Morgan put two and two together. He found the woman and the case had many similarities. He looked deeper into Florence's life. At the time of her disappearance, her husband frantically tried to find her. He dropped her off, and never saw her again.

After that point, her case was active. But nothing was ever found. Unfortunately, Florence's husband died 10 years ago and so did the case.

Social Security Number

Detective Morgan had a pretty tough job on his hands. With no relatives and no one he could speak to about Flora, he did not know how he could prove that this was the woman who had been found dead.

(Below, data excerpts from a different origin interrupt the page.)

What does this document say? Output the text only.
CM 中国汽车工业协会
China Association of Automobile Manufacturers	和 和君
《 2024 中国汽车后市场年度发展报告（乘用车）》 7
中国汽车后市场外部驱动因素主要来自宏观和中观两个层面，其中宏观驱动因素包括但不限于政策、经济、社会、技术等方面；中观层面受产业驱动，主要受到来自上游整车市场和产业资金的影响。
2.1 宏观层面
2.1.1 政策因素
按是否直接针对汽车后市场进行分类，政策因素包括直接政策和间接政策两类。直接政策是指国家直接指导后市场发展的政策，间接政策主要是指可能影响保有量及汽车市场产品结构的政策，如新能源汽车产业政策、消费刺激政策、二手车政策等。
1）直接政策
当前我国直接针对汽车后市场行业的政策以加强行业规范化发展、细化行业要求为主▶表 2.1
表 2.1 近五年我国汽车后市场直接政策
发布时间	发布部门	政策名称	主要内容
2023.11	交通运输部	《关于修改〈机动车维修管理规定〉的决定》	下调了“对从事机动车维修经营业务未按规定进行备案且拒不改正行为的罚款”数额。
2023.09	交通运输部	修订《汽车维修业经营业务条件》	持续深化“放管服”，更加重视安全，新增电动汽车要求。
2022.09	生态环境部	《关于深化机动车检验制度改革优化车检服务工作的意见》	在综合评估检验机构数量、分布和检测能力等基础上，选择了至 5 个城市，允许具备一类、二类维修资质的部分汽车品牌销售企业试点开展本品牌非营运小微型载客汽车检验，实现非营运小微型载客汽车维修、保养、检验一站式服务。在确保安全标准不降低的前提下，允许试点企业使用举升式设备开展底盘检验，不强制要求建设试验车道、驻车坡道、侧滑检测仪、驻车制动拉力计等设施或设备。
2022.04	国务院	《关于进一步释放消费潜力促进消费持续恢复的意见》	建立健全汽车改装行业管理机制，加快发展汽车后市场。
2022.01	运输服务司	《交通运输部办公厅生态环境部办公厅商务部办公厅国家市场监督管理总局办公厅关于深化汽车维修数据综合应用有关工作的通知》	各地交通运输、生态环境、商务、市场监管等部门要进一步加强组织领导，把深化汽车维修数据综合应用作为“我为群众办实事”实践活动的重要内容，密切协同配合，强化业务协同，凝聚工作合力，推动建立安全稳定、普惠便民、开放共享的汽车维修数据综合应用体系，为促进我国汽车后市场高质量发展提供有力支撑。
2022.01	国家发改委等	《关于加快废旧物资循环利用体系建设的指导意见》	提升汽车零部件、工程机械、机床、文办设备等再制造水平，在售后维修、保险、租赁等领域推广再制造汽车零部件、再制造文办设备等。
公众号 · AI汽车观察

He started shifting through local and national databases and hit on one crucial clue – someone was using Flora Steven’s social security number in Massachusetts.

250 Miles Away

He tracked the number down to an assisted living facility north of Boston. He was shocked, someone had stolen a missing woman’s social security number.

Detective Morgan called the facility, and the staff there confirmed that the number belonged to a Flora, but her last name was not Stevens, it was Harris and had been in the facility since 2001.

Identity Theft?

Detective Morgan and another investigator went to the facility. They could not believe what they had found. A case that went cold, so many years was now emerging itself into their lives. Admittedly, this meant something. “Same first name, different last name, but same birth date and social security,” detective Morgan told CBS Boston. They had to talk to Flora.

Was this an identity theft crime?

“Me”

Just in case, the detectives went with the only picture they had of Flora in the database, her old work ID she used while she was at the Catskill Mountains. They headed over to see Flora, and as the introduced themselves, she swiftly did something that left the detectives gasping.

Flora took the picture and pointed at it. “She says that’s me, or me, she responded with one word, me,” detective Morgan told CBS. How could this be possible? But then, they showed her a picture of her husband, and she uttered “Robert.” They had found the missing woman.

Mystery (un)Solved

Sadly, Flora couldn’t clear up the mystery surrounding her disappearance. She suffers from dementia and doesn’t remember anything in the last 42 years. “We really don’t know the circumstances of why or how she disappeared,” detective Morgan said. But they did have more clues, Flora’s caregiver Mbuva got bits of her background. He says Flora told him she came from a bad marriage, and that her husband had been abusive. That she had grown up in Yonkers and that the main thing that characterizes Flora is this one phrase: ‘none of your business.’

Sullivan County has officially closed the case, they confirmed Flora Harris was indeed Flora Stevens. “It is not too often that you get to solve a 42-year-old missing person case,” Sheriff Mike Schiff said in a press release. But can they go back to the way things were 42 years ago?